Crab and Asparagus Soup

Written by on June 14, 2012 in Java Culinary, Java Culinary Chinese with 0 Comments

Crab and Asparagus Soup

Crab and Asparagus Soup Recipe


Chinese Crab and Asparagus Soup

1.5 L stock (I prefer use shrimp or chicken stock or clam juice or substitute for water)
1 nutmeg, crushed and placed in a spice bag
1 cloves garlic, minced
1/2 onion, chopped
300 g white asparagus*, trimmed and cut into 2-cm pieces
300 g canned crab
1 cup frozen peas
2 eggs**, lightly beaten
1 tbsp fish sauce
1/2 tsp ground white pepper
seasalt if you need
1 1/2 tbsp sesame oil
3 tbsp cornstarch, dissolved in 6 tbsp water

Chinese chives (kucai), thinly sliced
cilantro, chopped

The Chili Soy Sauce:
10 – 15 bird eye chilies, sliced
6 tbsp soy sauce
2 – 3 tsp lime/vinegar

1.  In a stockpot, add stock, the spice bag, garlic and onion; boil.

2.  Add asparagus; cook for 5 minutes. Put in crab meat; cook over medium heat until boiling again.

3.  Reduce the heat to low and quickly stir in whisked egg in a stream.  Combine the peas.

4.  Then, add the cornstarch mixture.

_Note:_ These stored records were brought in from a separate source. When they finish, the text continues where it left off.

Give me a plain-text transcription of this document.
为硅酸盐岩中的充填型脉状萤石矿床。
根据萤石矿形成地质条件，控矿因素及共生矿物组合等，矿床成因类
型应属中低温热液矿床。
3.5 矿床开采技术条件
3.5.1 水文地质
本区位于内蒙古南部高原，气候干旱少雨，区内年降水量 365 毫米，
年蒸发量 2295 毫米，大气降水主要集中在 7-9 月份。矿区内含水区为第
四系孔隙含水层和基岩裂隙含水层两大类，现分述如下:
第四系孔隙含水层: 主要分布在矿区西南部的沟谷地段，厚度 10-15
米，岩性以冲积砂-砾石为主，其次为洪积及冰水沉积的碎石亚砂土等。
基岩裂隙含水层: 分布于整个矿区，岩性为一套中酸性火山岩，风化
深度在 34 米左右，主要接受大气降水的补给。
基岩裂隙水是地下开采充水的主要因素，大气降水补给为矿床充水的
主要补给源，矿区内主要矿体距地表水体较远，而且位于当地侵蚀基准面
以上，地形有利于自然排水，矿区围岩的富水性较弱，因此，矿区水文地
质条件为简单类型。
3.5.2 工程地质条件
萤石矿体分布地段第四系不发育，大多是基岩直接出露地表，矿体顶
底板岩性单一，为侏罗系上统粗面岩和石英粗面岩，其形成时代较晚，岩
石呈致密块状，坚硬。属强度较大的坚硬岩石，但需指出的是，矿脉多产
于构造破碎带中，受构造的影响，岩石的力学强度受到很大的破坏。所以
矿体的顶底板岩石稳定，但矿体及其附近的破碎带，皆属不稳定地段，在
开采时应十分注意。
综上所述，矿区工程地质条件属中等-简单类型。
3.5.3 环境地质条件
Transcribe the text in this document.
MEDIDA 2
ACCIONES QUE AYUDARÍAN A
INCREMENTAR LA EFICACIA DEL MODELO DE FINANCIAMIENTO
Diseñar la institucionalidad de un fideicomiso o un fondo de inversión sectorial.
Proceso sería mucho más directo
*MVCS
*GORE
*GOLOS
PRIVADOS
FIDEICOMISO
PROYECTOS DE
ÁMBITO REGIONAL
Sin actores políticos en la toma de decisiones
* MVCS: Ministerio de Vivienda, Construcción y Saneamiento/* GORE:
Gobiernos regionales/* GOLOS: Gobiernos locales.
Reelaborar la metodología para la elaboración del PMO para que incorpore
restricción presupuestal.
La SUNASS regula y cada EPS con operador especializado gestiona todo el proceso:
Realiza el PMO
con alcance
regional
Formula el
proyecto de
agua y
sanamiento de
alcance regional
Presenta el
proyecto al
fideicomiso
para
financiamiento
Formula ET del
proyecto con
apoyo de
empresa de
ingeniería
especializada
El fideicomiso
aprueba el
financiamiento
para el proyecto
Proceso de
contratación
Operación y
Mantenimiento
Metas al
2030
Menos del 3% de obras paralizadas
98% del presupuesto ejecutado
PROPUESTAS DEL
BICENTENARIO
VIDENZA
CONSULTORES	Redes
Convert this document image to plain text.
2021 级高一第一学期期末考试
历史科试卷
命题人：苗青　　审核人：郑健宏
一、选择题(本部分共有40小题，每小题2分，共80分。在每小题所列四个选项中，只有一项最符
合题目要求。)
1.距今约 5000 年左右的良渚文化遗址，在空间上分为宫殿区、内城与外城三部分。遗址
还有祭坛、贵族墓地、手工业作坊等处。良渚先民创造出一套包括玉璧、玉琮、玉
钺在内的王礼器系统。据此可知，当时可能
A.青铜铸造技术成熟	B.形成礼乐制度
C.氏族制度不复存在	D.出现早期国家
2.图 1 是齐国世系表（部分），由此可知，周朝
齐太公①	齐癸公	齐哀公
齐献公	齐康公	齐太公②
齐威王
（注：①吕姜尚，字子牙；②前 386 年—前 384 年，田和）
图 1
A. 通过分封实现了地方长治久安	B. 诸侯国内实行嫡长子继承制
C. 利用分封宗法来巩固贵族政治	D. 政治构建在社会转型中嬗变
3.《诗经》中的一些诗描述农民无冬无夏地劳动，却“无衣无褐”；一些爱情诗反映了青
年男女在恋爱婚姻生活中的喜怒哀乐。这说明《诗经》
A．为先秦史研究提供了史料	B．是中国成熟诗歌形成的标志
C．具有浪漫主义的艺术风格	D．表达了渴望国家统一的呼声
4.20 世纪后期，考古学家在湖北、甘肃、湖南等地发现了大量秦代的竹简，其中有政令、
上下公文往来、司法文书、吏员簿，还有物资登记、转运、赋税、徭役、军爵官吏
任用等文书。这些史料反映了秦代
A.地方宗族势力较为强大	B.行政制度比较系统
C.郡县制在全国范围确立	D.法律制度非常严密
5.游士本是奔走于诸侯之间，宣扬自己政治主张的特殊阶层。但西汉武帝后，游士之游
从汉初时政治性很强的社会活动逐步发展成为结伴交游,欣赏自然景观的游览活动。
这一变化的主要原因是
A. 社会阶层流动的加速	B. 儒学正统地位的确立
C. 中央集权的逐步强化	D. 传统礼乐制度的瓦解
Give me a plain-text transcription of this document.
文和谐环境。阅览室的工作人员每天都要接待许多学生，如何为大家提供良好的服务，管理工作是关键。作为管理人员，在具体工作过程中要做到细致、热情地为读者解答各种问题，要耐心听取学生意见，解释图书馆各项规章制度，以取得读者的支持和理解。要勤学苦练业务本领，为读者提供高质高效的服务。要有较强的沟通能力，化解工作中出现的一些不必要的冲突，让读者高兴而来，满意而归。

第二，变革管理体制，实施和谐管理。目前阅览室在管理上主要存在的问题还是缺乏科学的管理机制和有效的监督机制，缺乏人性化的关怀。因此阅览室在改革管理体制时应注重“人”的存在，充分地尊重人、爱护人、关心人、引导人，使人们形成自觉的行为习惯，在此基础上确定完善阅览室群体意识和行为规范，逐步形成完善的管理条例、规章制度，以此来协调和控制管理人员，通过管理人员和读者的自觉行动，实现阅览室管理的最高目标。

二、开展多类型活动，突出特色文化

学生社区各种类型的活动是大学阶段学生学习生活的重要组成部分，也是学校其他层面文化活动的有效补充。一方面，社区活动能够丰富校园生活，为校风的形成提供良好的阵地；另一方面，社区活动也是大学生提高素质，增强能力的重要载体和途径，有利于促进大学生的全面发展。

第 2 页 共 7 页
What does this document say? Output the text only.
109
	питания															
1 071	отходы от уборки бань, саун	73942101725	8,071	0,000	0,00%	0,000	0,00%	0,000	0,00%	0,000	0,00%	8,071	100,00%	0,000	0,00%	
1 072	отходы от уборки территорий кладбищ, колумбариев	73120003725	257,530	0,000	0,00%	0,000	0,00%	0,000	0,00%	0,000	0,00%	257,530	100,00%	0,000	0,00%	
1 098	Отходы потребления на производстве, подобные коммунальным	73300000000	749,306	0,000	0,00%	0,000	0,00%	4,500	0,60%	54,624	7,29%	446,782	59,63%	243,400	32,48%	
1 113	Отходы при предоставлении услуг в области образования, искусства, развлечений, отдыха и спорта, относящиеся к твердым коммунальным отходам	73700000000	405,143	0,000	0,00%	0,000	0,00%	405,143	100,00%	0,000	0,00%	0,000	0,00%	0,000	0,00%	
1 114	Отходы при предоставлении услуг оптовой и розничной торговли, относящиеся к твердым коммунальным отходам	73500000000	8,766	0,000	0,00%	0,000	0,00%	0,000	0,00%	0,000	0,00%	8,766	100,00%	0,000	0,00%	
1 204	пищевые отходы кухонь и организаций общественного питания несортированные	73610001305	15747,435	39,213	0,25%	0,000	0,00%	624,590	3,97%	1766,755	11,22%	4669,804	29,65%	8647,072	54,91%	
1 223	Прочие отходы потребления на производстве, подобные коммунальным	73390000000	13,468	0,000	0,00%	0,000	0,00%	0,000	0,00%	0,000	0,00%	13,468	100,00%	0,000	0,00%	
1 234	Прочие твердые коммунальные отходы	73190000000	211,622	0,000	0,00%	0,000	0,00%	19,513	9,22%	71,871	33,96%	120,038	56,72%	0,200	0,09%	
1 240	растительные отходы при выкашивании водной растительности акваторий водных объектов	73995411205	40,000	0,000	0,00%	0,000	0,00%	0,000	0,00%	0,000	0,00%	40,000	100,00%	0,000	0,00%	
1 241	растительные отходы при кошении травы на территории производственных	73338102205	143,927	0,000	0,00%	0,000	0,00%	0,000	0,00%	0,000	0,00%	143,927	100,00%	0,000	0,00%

Season with fish sauce, sesame oil, pepper and salt.

5.  Add cilantro and simmer for a couple of minutes, till the soup slightly thickens.  Garnish with chives.

Chili Soy Sauce:
Combine all the ingredients.

*To trim asparagus, you don’t need any knive.  Simply take the end of the asparagus between your thumb and forefinger and bend until it breaks.  The asparagus automatically breaks just where the woody part ends and the fresh, juicy asparagus begins. So you don’t need to worry about breaking off too much or too little.

** To get a whiter result soup, use egg whites only.